Hancock and impossibility
In his ruling, Vincent quoted from two portions of the Hancock amendment.
“The state is prohibited from requiring any new or expanded activities by counties and other political subdivisions without full state financing, or from shifting the tax burden to counties and other political subdivisions.”
The other says:
“A new activity or service or an increase in the level of any activity or service beyond that required by existing law shall not be required by the general assembly or any state agency of counties or other political subdivisions, unless a state appropriation is made and disbursed to pay the county or other political subdivision for any increased costs.”
Vincent said no money was appropriated for the transfers from unaccredited districts, and under the law at the time the Hancock amendment was passed students such as the Breitenfeld children would not have been eligible to transfer, so the transfer law – passed in 2000 – created a new service that was not paid for.
Additionally, Vincent agreed with such an impossibility defense, saying that the evidence showed that enforcement of the transfer law “would overwhelm area school resources to the extent of adversely impacting local districts.”

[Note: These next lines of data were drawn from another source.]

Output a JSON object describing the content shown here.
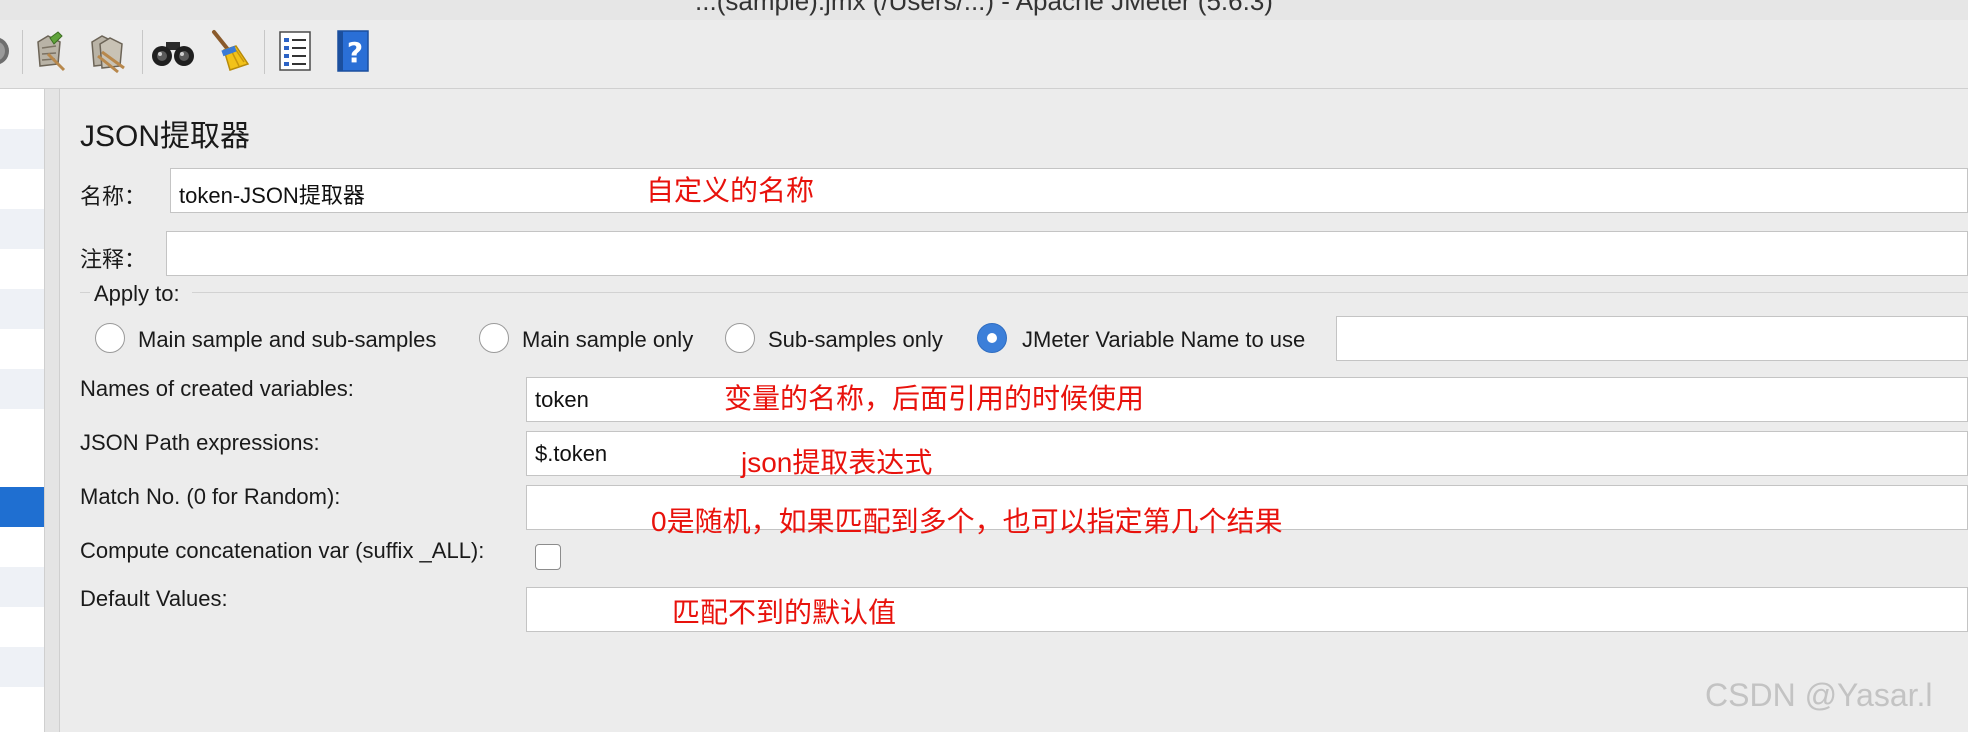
{
  "window": {
    "title": "...(sample).jmx (/Users/...) - Apache JMeter (5.6.3)"
  },
  "toolbar": {
    "items": [
      {
        "name": "stop-icon"
      },
      {
        "name": "clear-icon"
      },
      {
        "name": "clear-all-icon"
      },
      {
        "name": "search-binoculars-icon"
      },
      {
        "name": "reset-search-broom-icon"
      },
      {
        "name": "function-helper-list-icon"
      },
      {
        "name": "help-book-icon"
      }
    ]
  },
  "panel": {
    "title": "JSON提取器",
    "name_label": "名称：",
    "name_value": "token-JSON提取器",
    "comment_label": "注释：",
    "comment_value": "",
    "apply_to": {
      "legend": "Apply to:",
      "options": [
        {
          "label": "Main sample and sub-samples",
          "selected": false
        },
        {
          "label": "Main sample only",
          "selected": false
        },
        {
          "label": "Sub-samples only",
          "selected": false
        },
        {
          "label": "JMeter Variable Name to use",
          "selected": true
        }
      ],
      "variable_name_value": ""
    },
    "fields": {
      "names_label": "Names of created variables:",
      "names_value": "token",
      "path_label": "JSON Path expressions:",
      "path_value": "$.token",
      "match_label": "Match No. (0 for Random):",
      "match_value": "",
      "concat_label": "Compute concatenation var (suffix _ALL):",
      "concat_checked": false,
      "default_label": "Default Values:",
      "default_value": ""
    }
  },
  "annotations": {
    "name": "自定义的名称",
    "variables": "变量的名称，后面引用的时候使用",
    "path": "json提取表达式",
    "match": "0是随机，如果匹配到多个，也可以指定第几个结果",
    "default": "匹配不到的默认值"
  },
  "watermark": "CSDN @Yasar.l",
  "colors": {
    "annotation": "#e8120c",
    "selection": "#1f6fd1",
    "radio_selected": "#3c7fd9"
  }
}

Therefore, he concluded, compliance with the law “is impossible and held to be of no force and effect” and the city schools and Clayton “are excused from complying with its mandate.”

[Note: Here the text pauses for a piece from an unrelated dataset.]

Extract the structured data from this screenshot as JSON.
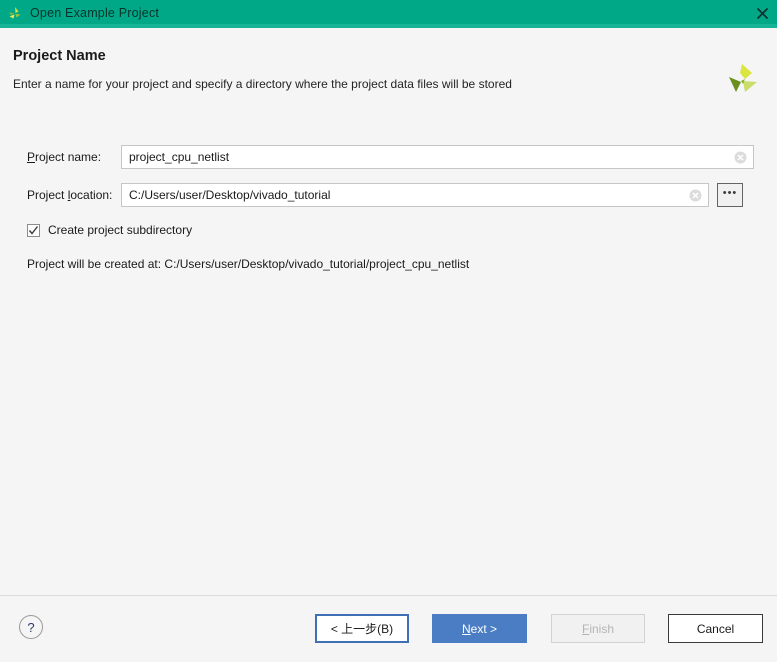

Asked about the impossibility defense, Kistner, who was lawyer for the plaintiffs, said he did not think it was a viable theory in this case.
“But that’s the reason you have appellate courts,” he said. “Lawyers and judges are going to disagree at times, sometimes profoundly.”
Tennill, at Clayton, emphasized that the trial has never been about whether Clayton schools have been willing to take students from the city, only about the circumstances under which the students would transfer and who would pay the bill.
“Clayton has a long and rich history of doing that,” he said of accepting city students, “but doing it within reasonable parameters. That is all we have been looking for, not just on behalf of our district but on behalf of all of the districts in the state that are affected by this.”
Coming up with a so-called “Turner fix” in case the law was upheld has occupied a lot of attention in Jefferson City during the legislative session that is set to end May 18. Some proposals would limit the circumstances under which students could transfer; others would create other options, such as more charter schools, to ease the pressure on suburban districts.
Lawmakers had been expected to come up with some sort of solution to the dilemma during last year’s session, but they did not. With this year’s trial coming in the middle of the session, many thought that Vincent might delay his ruling to see if legislators came up with any solution this time around.
Instead, his ruling came out with less than three weeks left in the session. Asked if he was surprised at the timing, Kistner replied:
“I didn’t know what to expect. Judge Vincent has always said he would issue a ruling fairly quickly, and I believed him.”